Von der Opposition wurde vor allem kritisiert, dass der bisher übliche Datenanhang nur mehr im Internet abrufbar wäre, dass die Datenlage nicht aktuell sei und dass der Bericht generell eine schlechtere Qualität als früher aufweise, da wichtige Bereiche fehlen. Sozialminister Herbert Haupt wies darauf hin, dass der Bericht bereits im Jänner des Vorjahres von seinem Ressort ans Parlament weitergeleitet wurde. Auch denke er, dass durch die Abrufbarkeit der Daten im Internet ein leichterer und österreichweiter Zugang gewährleistet sei. Im Zuge der Beantwortung der zahlreichen Fragen kündigte er u.a. an, dass das Pflegegeld per Anfang nächsten Jahres valorisiert werden soll.

Dem Sozialbericht zufolge betrugen die nach der EU-konformen Methode berechneten Sozialausgaben im Jahr 2000 insgesamt 59,6 Mrd. €, das entspricht 29,1 % des Brutto-Inlandsproduktes. Die Sozialquote (Anteil der Sozialausgaben am Brutto-Inlandsprodukt) ist damit nach einem leichten Rückgang 1997 und 1998 (-0,2 % bzw. -0,3 %) in den Jahren 1999 und 2000 wieder auf 29,1 % gestiegen.

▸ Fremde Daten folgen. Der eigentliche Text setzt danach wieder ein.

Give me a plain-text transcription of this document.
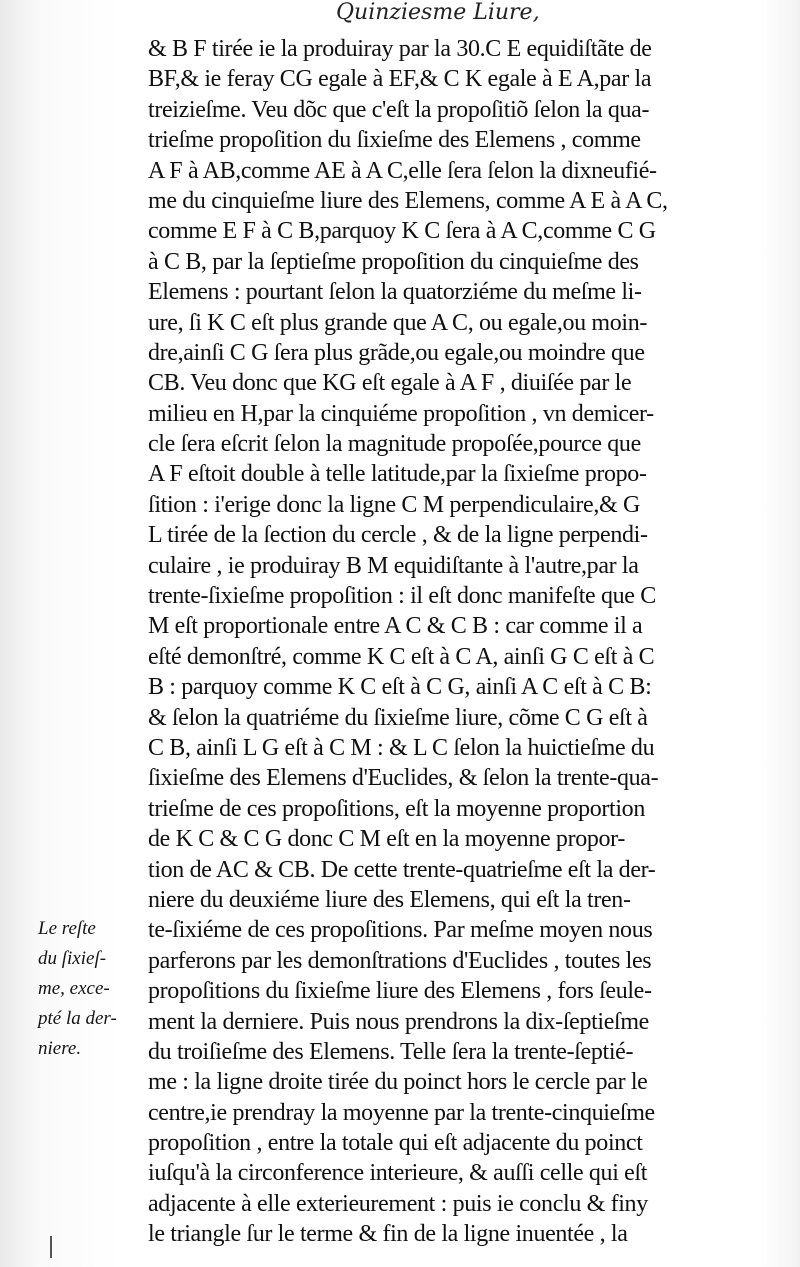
Quinziesme Liure,
& B F tirée ie la produiray par la 30.C E equidiſtãte de
BF,& ie feray CG egale à EF,& C K egale à E A,par la
treizieſme. Veu dõc que c'eſt la propoſitiõ ſelon la qua-
trieſme propoſition du ſixieſme des Elemens , comme
A F à AB,comme AE à A C,elle ſera ſelon la dixneufié-
me du cinquieſme liure des Elemens, comme A E à A C,
comme E F à C B,parquoy K C ſera à A C,comme C G
à C B, par la ſeptieſme propoſition du cinquieſme des
Elemens : pourtant ſelon la quatorziéme du meſme li-
ure, ſi K C eſt plus grande que A C, ou egale,ou moin-
dre,ainſi C G ſera plus grãde,ou egale,ou moindre que
CB. Veu donc que KG eſt egale à A F , diuiſée par le
milieu en H,par la cinquiéme propoſition , vn demicer-
cle ſera eſcrit ſelon la magnitude propoſée,pource que
A F eſtoit double à telle latitude,par la ſixieſme propo-
ſition : i'erige donc la ligne C M perpendiculaire,& G
L tirée de la ſection du cercle , & de la ligne perpendi-
culaire , ie produiray B M equidiſtante à l'autre,par la
trente-ſixieſme propoſition : il eſt donc manifeſte que C
M eſt proportionale entre A C & C B : car comme il a
eſté demonſtré, comme K C eſt à C A, ainſi G C eſt à C
B : parquoy comme K C eſt à C G, ainſi A C eſt à C B:
& ſelon la quatriéme du ſixieſme liure, cõme C G eſt à
C B, ainſi L G eſt à C M : & L C ſelon la huictieſme du
ſixieſme des Elemens d'Euclides, & ſelon la trente-qua-
trieſme de ces propoſitions, eſt la moyenne proportion
de K C & C G donc C M eſt en la moyenne propor-
tion de AC & CB. De cette trente-quatrieſme eſt la der-
niere du deuxiéme liure des Elemens, qui eſt la tren-
te-ſixiéme de ces propoſitions. Par meſme moyen nous
parferons par les demonſtrations d'Euclides , toutes les
propoſitions du ſixieſme liure des Elemens , fors ſeule-
ment la derniere. Puis nous prendrons la dix-ſeptieſme
du troiſieſme des Elemens. Telle ſera la trente-ſeptié-
me : la ligne droite tirée du poinct hors le cercle par le
centre,ie prendray la moyenne par la trente-cinquieſme
propoſition , entre la totale qui eſt adjacente du poinct
iuſqu'à la circonference interieure, & auſſi celle qui eſt
adjacente à elle exterieurement : puis ie conclu & finy
le triangle ſur le terme & fin de la ligne inuentée , la
Le reſte
du ſixieſ-
me, exce-
pté la der-
niere.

Abgeordnete Ridi Steibl (V) lobte den exzellenten Bericht, der ein sozialpolitisches Handbuch darstelle, mit dem man gut arbeiten könne. Insgesamt zog sie eine positive Bilanz und wies u.a. auf die deutliche Erhöhung der Versehrtenrente für Schwerstversehrte, den Anstieg der Familienleistungen um 72 % sowie auf den Zuwachs bei den Pflegegeldbezügen bei Menschen über 60 Jahre hin. Besorgt äußerte sie sich hinsichtlich der Einkommen von unselbständig erwerbstätigen Frauen; hier müsse noch etwas getan werden. Bei den Alleinerzieherinnen habe die Regierung jedoch schon wichtige Akzente gesetzt, meinte Steibl, und führte etwa die Erhöhung der Zuverdienstgrenze sowie den Kinderabsetzbetrag an.

Abgeordneter Karl Öllinger (G) bedauerte, dass er den Bericht zur sozialen Lage zum ersten Mal nicht zur Kenntnis nehmen könne, da seiner Meinung nach wesentliche Bereiche fehlen. Da das Sozialressort für manches nicht mehr zuständig sei, gebe es z.B. keinen Bericht mehr über die Arbeit in Österreich. Außerdem hätte er sich eine ausführlichere Erörterung der Verteilungsfrage erwartet. Öllinger bemängelte grundsätzlich die oftmals sehr schlechte Datenlage im Sozialbereich. Sodann befasste er sich mit den inhaltlichen Fragen und wies u.a. darauf hin, dass das Wifo trotz gleicher Datengrundlage auf andere Ergebnisse (z.B. bei der Sozialquote) komme. Was die Ausgaben im Bereich Invalidität anbelangt, so könne er nicht erkennen, dass sie überdurchschnittlich hoch sind, wie dies von der Regierung behauptet wurde. Außerdem regte er eine grundsätzliche Debatte darüber an, warum die Einkommensunterschiede immer größer werden und darüber wie eine gerechte Verteilung der Sozialversicherungsbeiträge erreicht werden könne.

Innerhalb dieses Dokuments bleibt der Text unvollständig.